Lots of good stuff to read, here!
I should like to have a few nuances added, though. The first concerns these statements by Charles Bevan:
If a person who grows bonsai does not consider bonsai to be an
art, they will not be creating bad art; they will be creating a decoration.
......one must wonder, if a back-yard bonsaiist refuses to admit that they are creating art, can their trees truly be called art? If there is no attempt to add artistic value into their trees, then it cannot be called art.
I know two people who do not consider bonsai to be an art, but rather the product of artisan work. Yet both produce very beautiful bonsai, that far exceed the standard of decoration. The label of "art" or "artist" just does not sit easy with them. It happens.
The next lines are by Andy Rutledge:
Growing a tree, even a magnificent one, in a pot is gardening.
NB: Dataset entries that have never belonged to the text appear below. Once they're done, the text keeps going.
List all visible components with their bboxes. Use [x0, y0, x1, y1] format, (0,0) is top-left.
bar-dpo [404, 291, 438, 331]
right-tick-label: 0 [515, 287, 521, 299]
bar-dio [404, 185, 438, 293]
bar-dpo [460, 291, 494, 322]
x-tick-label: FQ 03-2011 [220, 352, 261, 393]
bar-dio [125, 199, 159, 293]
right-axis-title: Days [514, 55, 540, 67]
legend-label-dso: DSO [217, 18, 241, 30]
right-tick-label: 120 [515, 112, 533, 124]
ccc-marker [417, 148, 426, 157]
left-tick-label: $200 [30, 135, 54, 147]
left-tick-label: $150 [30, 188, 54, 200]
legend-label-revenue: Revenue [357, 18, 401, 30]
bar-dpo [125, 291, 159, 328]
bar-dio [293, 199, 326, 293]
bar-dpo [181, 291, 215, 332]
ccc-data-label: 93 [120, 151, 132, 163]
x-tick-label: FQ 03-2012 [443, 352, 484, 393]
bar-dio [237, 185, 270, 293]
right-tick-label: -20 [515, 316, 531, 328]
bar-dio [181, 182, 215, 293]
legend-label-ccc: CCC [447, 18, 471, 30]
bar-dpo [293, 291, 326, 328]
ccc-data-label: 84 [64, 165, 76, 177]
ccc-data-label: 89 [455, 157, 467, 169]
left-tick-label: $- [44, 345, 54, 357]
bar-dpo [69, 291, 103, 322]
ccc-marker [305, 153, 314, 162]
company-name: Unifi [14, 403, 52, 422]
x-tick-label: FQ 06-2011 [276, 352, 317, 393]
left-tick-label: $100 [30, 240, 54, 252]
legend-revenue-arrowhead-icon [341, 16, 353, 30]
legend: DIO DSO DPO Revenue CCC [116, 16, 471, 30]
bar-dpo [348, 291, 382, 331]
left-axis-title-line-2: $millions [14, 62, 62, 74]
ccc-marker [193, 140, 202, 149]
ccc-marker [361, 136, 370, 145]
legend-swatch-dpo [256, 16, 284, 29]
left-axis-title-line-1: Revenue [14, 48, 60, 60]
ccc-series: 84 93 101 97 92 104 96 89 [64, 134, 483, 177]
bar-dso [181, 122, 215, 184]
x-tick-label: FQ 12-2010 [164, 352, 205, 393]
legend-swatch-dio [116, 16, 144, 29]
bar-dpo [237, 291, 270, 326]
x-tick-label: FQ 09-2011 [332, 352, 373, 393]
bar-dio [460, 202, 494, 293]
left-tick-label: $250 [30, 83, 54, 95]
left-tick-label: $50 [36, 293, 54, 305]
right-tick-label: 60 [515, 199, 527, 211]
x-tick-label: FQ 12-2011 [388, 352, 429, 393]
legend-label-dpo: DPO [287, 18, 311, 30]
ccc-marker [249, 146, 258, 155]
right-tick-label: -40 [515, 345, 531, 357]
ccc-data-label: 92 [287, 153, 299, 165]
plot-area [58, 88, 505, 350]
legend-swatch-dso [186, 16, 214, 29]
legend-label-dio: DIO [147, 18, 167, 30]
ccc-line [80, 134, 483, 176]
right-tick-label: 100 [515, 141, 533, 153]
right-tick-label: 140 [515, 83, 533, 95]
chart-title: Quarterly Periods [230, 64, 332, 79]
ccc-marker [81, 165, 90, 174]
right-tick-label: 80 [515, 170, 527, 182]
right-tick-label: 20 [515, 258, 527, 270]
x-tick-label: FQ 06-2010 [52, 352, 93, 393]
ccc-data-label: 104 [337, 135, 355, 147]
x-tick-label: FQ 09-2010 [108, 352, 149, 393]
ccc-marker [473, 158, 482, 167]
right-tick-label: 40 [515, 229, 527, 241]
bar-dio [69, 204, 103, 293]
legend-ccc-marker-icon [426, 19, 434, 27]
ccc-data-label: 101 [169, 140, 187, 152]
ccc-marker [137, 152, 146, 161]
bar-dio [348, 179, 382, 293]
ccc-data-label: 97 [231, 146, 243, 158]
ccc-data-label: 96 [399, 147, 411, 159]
Applying technique to that tree is craft. It is in the presentation of the tree, the pot, the stand, the setting and the compainion(s) that bonsai becomes art.
Artistry and artistic principles are necessary in each step, in each component, but the fullness of bonsai art is in display. The display has to be an artistic display, else it's just so much "stuff."
I think that that is putting things too strongly, Andy. Only a few days ago, at a club workshop, one of the most accomplished members arrived with a spruce in a black plastic nursery pot. That tree had a beautiful trunk line and was styled to perfection. The owner had worked on it for 7 years, and he told us that it was due to be bonsai-potted next Spring. There was no doubt in anyone's mind, that day, that here was one of the best works of bonsai art they had seen in a while.
Of course, there is no doubt that when that tree is displayed the way it ultimately has to be, it will look even better. But right now, in its plastic pot, it is a work of art.
Too often, the bonsai pot and the stand become a crutch for those who exhibit mediocre trees.....
But no doubt you'll consider that beside the point.